François Hodierne is a lead engineer at Open Collective, and he's joined in conversation by Danielle Adams (the Node.js language owner at Heroku) and Becky Jaimes (the product manager for Heroku Data). Open Collective serves as a legal and banking entity for non-profit tech projects to raise donations and funds. All of Open Collective's repositories are open source, and they run a complete Node.js stack, via a GraphQL API on the backend and a Next.js frontend.
As a core team of just three people, Open Collective relies on public contributions from its community. Recently, they've instituted a very successful bug bounty program, which uses labels to identify the amount of money an issue is worth. By assessing the difficult and urgency of an issue, they've been able to asynchronously communicate to others what they need to do and what they need to achieve to close the bug. Contributions have come in from developers all around the world, but after Open Collective's recent partnership with Open Source Community Africa, the main countries they've seen activity from were Nigeria and Kenya.

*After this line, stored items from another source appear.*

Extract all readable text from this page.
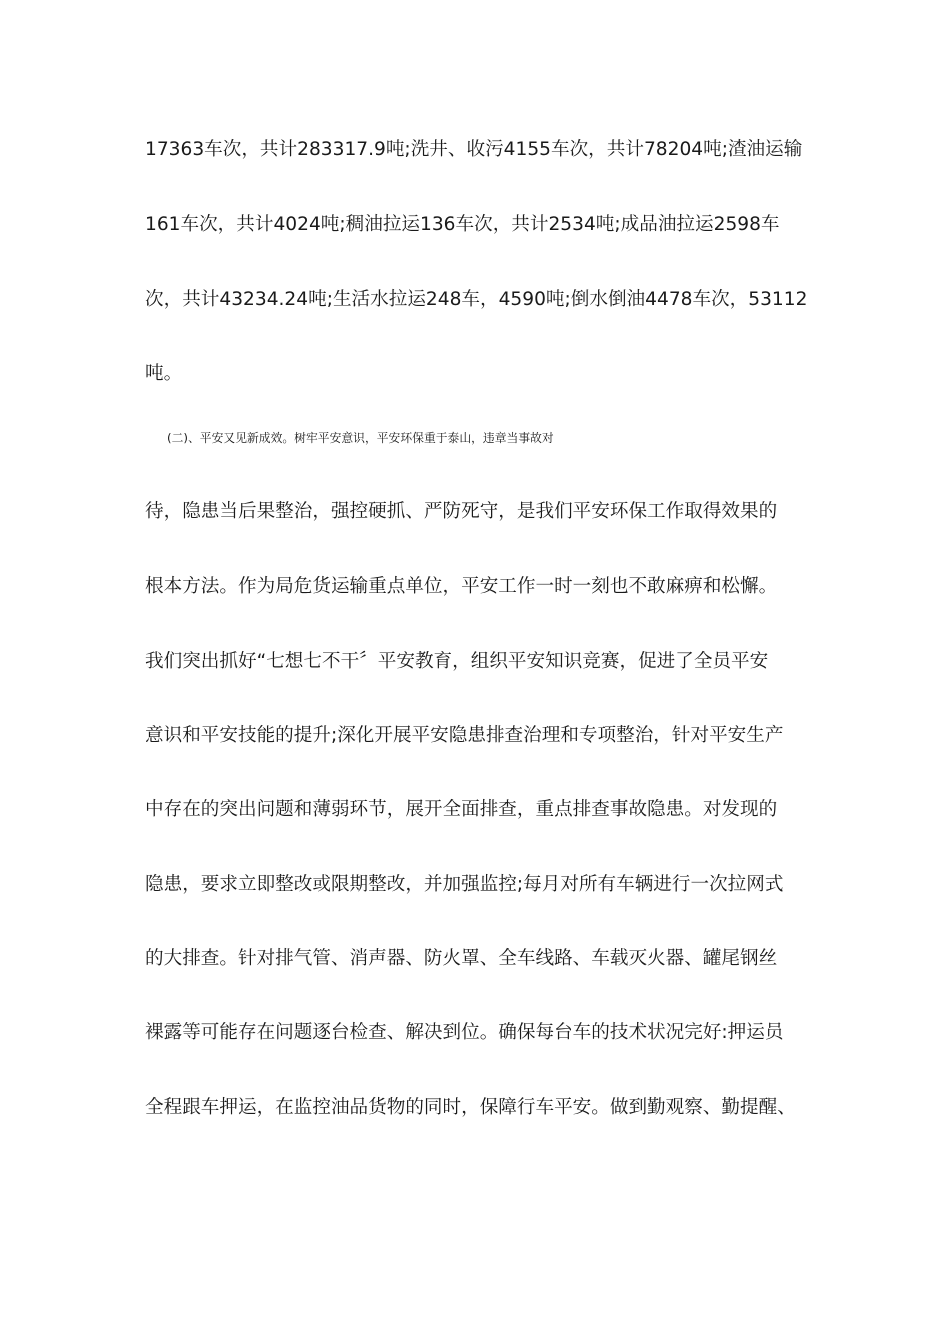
17363车次，共计283317.9吨;洗井、收污4155车次，共计78204吨;渣油运输
161车次，共计4024吨;稠油拉运136车次，共计2534吨;成品油拉运2598车
次，共计43234.24吨;生活水拉运248车，4590吨;倒水倒油4478车次，53112
吨。
(二)、平安又见新成效。树牢平安意识，平安环保重于泰山，违章当事故对
待，隐患当后果整治，强控硬抓、严防死守，是我们平安环保工作取得效果的
根本方法。作为局危货运输重点单位，平安工作一时一刻也不敢麻痹和松懈。
我们突出抓好“七想七不干〞平安教育，组织平安知识竞赛，促进了全员平安
意识和平安技能的提升;深化开展平安隐患排查治理和专项整治，针对平安生产
中存在的突出问题和薄弱环节，展开全面排查，重点排查事故隐患。对发现的
隐患，要求立即整改或限期整改，并加强监控;每月对所有车辆进行一次拉网式
的大排查。针对排气管、消声器、防火罩、全车线路、车载灭火器、罐尾钢丝
裸露等可能存在问题逐台检查、解决到位。确保每台车的技术状况完好:押运员
全程跟车押运，在监控油品货物的同时，保障行车平安。做到勤观察、勤提醒、
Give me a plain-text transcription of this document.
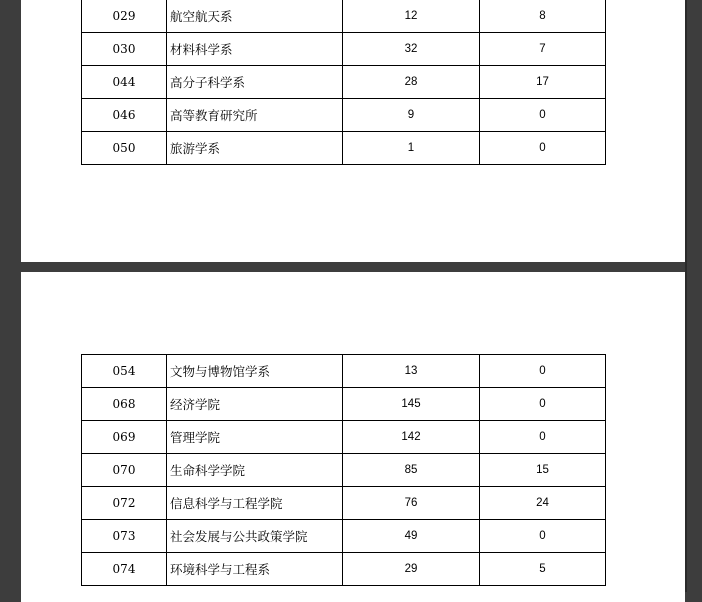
029	航空航天系	12	8
030	材料科学系	32	7
044	高分子科学系	28	17
046	高等教育研究所	9	0
050	旅游学系	1	0
054	文物与博物馆学系	13	0
068	经济学院	145	0
069	管理学院	142	0
070	生命科学学院	85	15
072	信息科学与工程学院	76	24
073	社会发展与公共政策学院	49	0
074	环境科学与工程系	29	5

Open Collective is hosted on Heroku, and they've found deployments by Git to be their most essential feature. They also rely on Heroku's metrics dashboards, which provides just the right amount of information. François notes that his key requirement for any hosting platform or JavaScript dependency is its adoption; the more popular a technology is, the more likely it is to be understood and the easier it becomes to on-board new contributors.